Imran Khan, playboy Pakistan cricket hero turned election victor
Imran Khan was catapulted to global fame as a World Cup cricket champion, but the man known in the West as a celebrity playboy won Pakistan's election as a populist, religiously devout, anti-corruption reformist.
The cricket World Cup winner is on the brink of becoming Pakistan's new prime minister after his Pakistan Tehreek-i-Insaf (PTI) party won the most seats in Wednesday's election.
He fell short of an overall majority, however, and will have to form a coalition with independents and smaller parties if he is to become Pakistan's leader, two decades after he entered politics.
In a speech claiming victory Thursday Khan struck a conciliatory tone following the acrimonious election, vowing to build a "humanitarian state" and tackle corruption that has been "eating our country like a cancer".
Khan's victory is coloured by allegations that the electoral playing field was fixed for the erstwhile fast bowler by the powerful military -- an accusation he and the army deny.
In the West, the man who led Pakistan's 1992 World Cup champion cricket team is typically seen through the prism of his celebrity and memories of his high-profile romances, including a nine-year marriage to British film producer and activist Jemima Goldsmith, then a university student.
Back home the thrice-married 65-year-old cuts a more conservative persona as a devout Muslim, often carrying prayer beads and nurturing beliefs in living saints.
Earlier this year, he married his spiritual advisor Bushra Maneka, with wedding photos showing the new bride clad in an ultra-conservative veil -- an astronomical departure from his days plastered in the British tabloids.
And just last month he roused the ire of women after saying feminism has "degraded the role of a mother".
Khan is also described as impulsive and brash, too tolerant of militancy and fostering close links to Islamists, amid speculation over his ties to Pakistan's military establishment.
But to his legions of fans, he is uncorrupted and generous, spending his years off the pitch building hospitals and a university.
"Imran is honest. He is a cool leader," Ammar Haider, 20, told AFP after voting for PTI.
- 'End the hatred' -
Khan entered Pakistan's chaotic politics in 1996 promising to fight graft.
For his first decade and a half as a politician he sputtered, with PTI never securing more than a few seats in the national assembly.
"Sports teaches you that life is not in a straight line," he told AFP earlier this year. "You take the knocks. You learn from your mistakes."
In 2012 PTI's popularity surged with hordes of young Pakistanis who grew up idolising Khan as a cricket icon reaching voting age.
Khan admits his party was ill-prepared to capitalise on the gains during the 2013 election. But that was then.
"For the first time, we'll be going into elections prepared," he has said previously of 2018.
Five years later PTI ran a nationwide campaign including areas far from its northwestern and urban strongholds.
Polls showed PTI's popularity climbing nationally going into the crunch vote while the outgoing Muslim League-Nawaz (PML-N) limped into the contest, complaining this was the result of military pressure.
Analyst Ayesha Siddiqa said Khan may have tapped into anger among Pakistan's growing middle class.
"Remember they grew up on this narrative of a corrupt Pakistan being damaged and needing a new leadership... In all this hue and cry, we didn't notice there is another Pakistan there that wanted this change," she told AFP.
Some fear Khan's mercurial nature is unsuited to being prime minister.
He has raised eyebrows by increasingly catering to religious hardliners, particularly over the hugely inflammatory charge of blasphemy, spurring fears his leadership could embolden extremists.

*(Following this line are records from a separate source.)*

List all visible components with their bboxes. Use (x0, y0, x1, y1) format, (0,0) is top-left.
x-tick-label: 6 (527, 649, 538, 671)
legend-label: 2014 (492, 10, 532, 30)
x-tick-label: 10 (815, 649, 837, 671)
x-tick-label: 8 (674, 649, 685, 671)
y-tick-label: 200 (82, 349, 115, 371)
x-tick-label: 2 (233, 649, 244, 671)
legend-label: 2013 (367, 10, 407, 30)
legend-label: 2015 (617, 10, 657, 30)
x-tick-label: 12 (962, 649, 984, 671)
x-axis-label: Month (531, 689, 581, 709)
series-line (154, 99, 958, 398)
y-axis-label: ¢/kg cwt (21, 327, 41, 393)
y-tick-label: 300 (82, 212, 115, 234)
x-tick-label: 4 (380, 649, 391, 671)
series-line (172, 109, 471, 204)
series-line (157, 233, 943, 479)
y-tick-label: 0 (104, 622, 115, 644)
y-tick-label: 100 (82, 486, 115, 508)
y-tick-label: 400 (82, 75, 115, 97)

"It's hard to judge anyone when they're in opposition because the real challenge is when you take over," said journalist Arifa Noor. "On the downside he's playing up the religion card."
Khan has also been attacked for his repeated calls to hold talks with militants and for his party's alliance with Sami ul Haq, the so-called "Father of the Taliban" whose madrassas once educated Taliban stalwarts Mullah Omar and Jalaluddin Haqqani.
And earlier this month, the Al-Qaeda-linked Harkat-ul-Mujahideen announced its support for Khan's party, with pictures of the US-designated terrorist group's leader posing with PTI hopefuls posted online.
Khan, though, grabbed the best political opportunity many believed he would ever have to seize the biggest prize of the sporting icon's life.